Haverá uma componente biológica no conceito de identidade pessoal? Será possível preservá-la quando parte dos nossos traços físicos externos fica irreconhecível? Até que ponto o nosso corpo expressa uma parte daquilo que somos como pessoas?
“Para onde quer que olhássemos, havia um duplicado, um ser idêntico. Quando passámos pelas raparigas nos poleiros, vi as escolhidas, as que haviam sido selecionadas para sofrerem de determinada forma, enquanto a outra metade permanecia intocada. Em quase todos os pares, uma gémea tinha a coluna disforme, ou uma perna em mau estado, um olho tapado, um ferimento, uma cicatriz, uma muleta.”

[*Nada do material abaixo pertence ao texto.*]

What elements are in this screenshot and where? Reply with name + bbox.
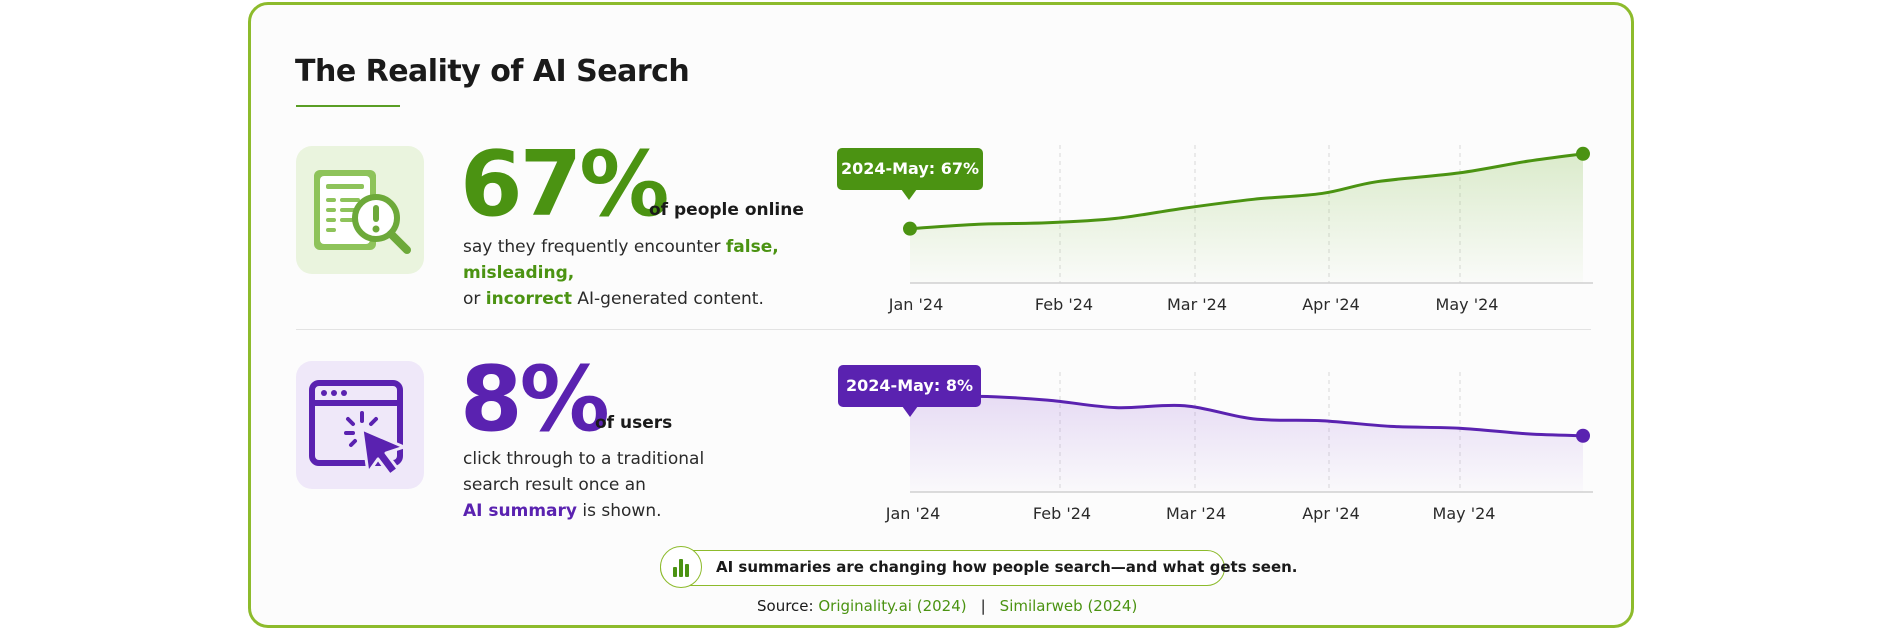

Affinity Konar autora americana, orientadora, copywriter e editora de materiais didácticos para crianças, inspirou-se em terríveis testemunhos, narrados em livros de não-ficção, de quem teve a infelicidade de passar pelas mãos de Josef Mengele. Através das irmãs Pearl e Stasha realizamos uma viagem de confronto com a crueldade, ainda que de uma forma quase poética, atenta à beleza das emoções expressas pelas protagonistas, inclusive o imponderável perdão: “O meu perdão foi uma repetição constante, o reconhecimento de que continuava viva, a prova de que as experiências deles, os seus números, as suas amostras, tudo isso falhou – eu continuei a viver, um tributo aos seus erros de cálculo, pois subestimaram o que uma rapariga consegue suportar. O meu perdão deixou claro o seu fracasso em aniquilar-me.”